BAR HARBOR — A deal between the town and the state for the former ferry terminal property on Eden Street contains what some are calling a “poison pill.”
Maine Department of Transportation officials insisted the agreement include a provision that if Article 13, a restrictive citizen petition zoning change for the property is approved, the deal is off.
A vote on Article 13 and on the town’s proposed zoning change for the property, Article 12, will be on the town meeting ballot next month.
The DOT purchased the property earlier this year from Marine Atlantic, the Canadian crown corporation that has been its owner since 1985. The $3.5 million purchase was paid for with funds from a statewide bond issue that included this project.
The option agreement includes a purchase price of either $2 million or $2.5 million, depending on conditions in the agreement. The reduced price may be offered if the town has approved a business plan and a developer and/or funding committed before the option expires in November of this year.
The property is estimated to be worth $6.5 million.
If the town buys the property but does not develop a facility “for uses associated with maritime transportation” within five years, the DOT may repossess the property and sell it on the open market.
On Tuesday, the Town Council voted 5-1 to sign the agreement. Councilors Matthew Hochman, Paul Paradis, Anne Greenlee, Peter St. Germain and Burt Barker voted in favor. Clark Stivers dissented, and Gary Friedmann was absent.
Town Manager Cornell Knight said that when he spoke with the deputy DOT commissioner and a member of the department’s legal team, they insisted on the clause terminating the agreement if Article 13 passes.
“They said it was non-negotiable, because [the article] affects making it a maritime site that you could dock cruise ships at.”
Supporters of Article 13 took issue with the petition being characterized in the agreement as a “cruise ship moratorium” and said Knight and Paradis, who negotiated the agreement on behalf of the town, should not have accepted that condition.
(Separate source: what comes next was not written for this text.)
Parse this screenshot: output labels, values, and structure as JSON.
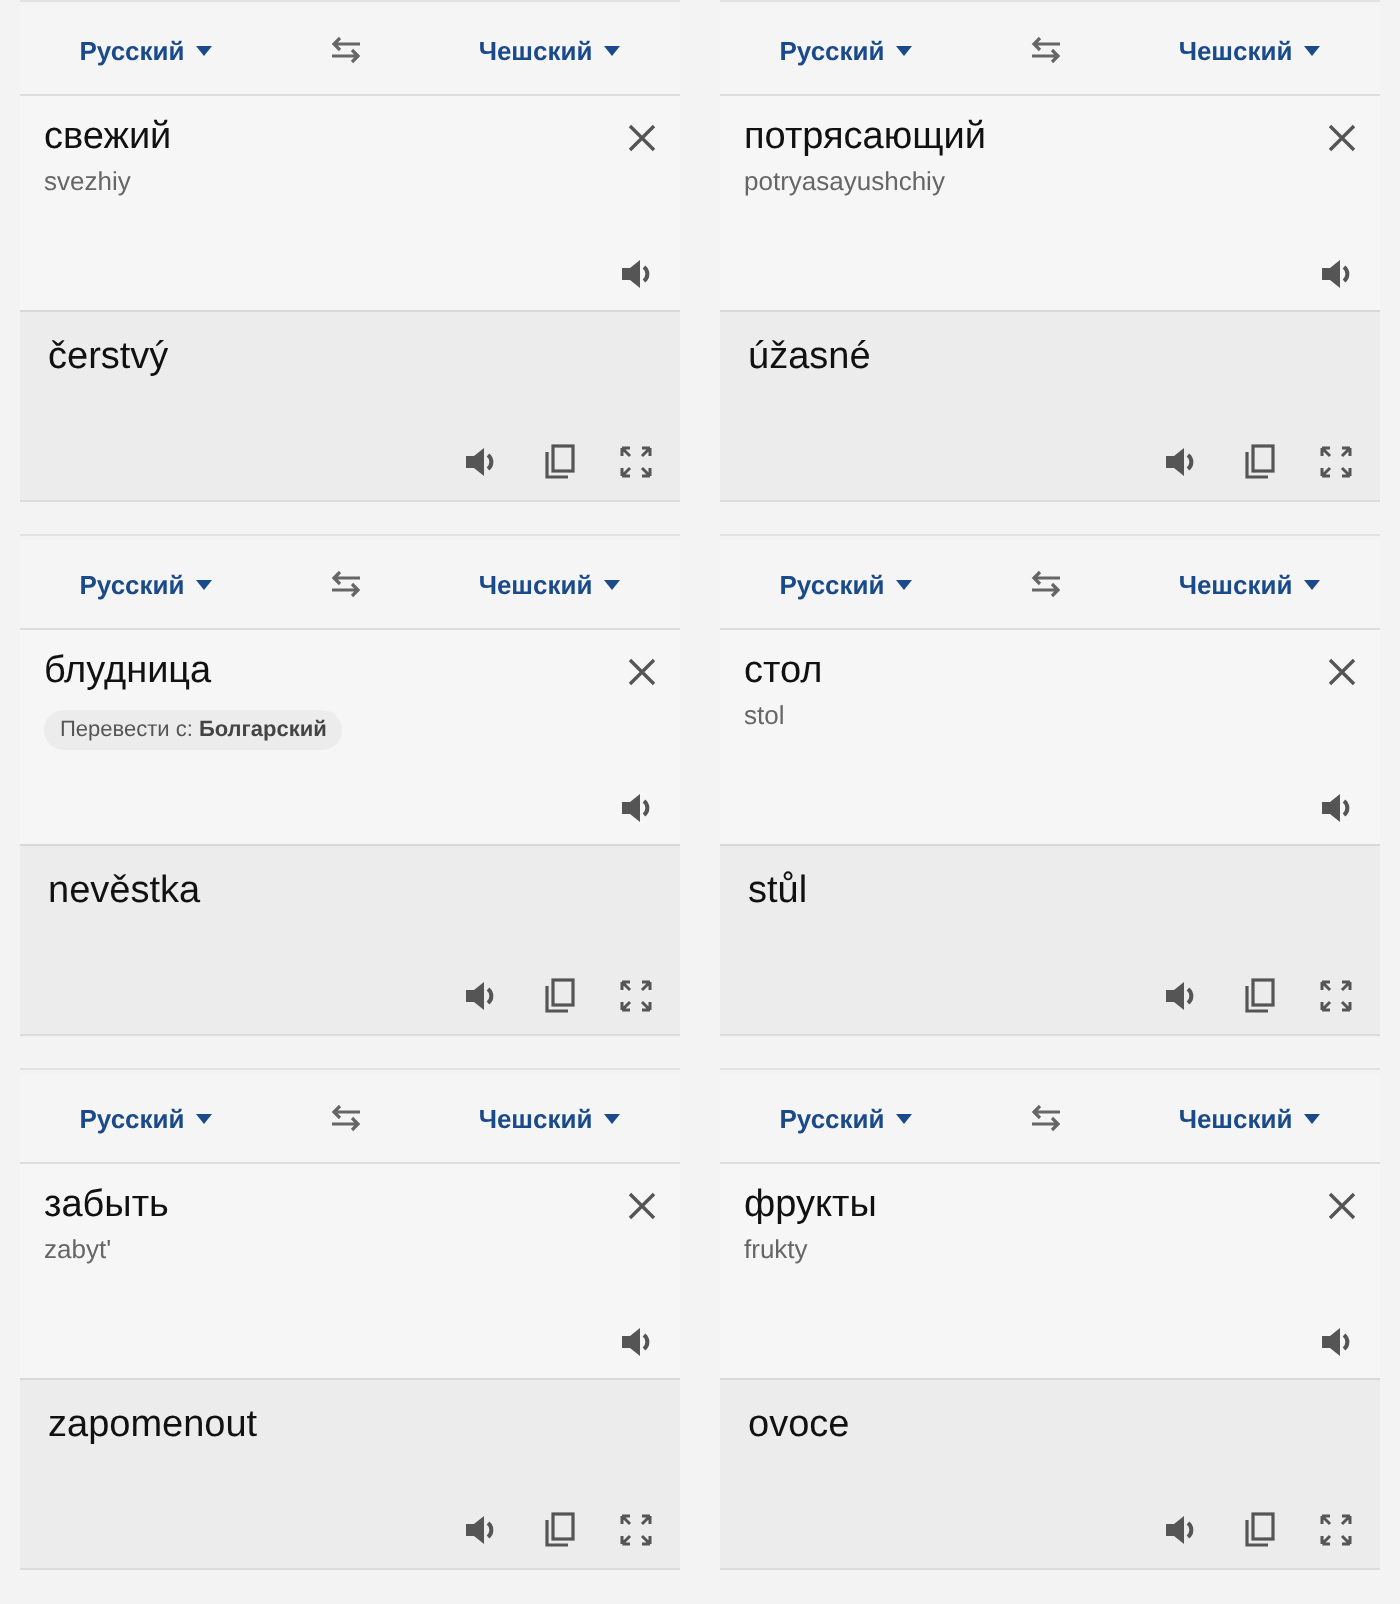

“All parties in a negotiation have a say,” Anne-Marie Quinn said. “The other side has a right to come back and say, ‘That’s not acceptable.’ Apparently, that didn’t happen.”
Hochman said he was uncomfortable with that language in the agreement, but those were the terms offered.
“The other option [in negotiations] was to walk away and not buy the site, and that’s not acceptable either,” he said. “We are kind of backed into a corner here, but this way, the voters of Bar Harbor still have a choice.”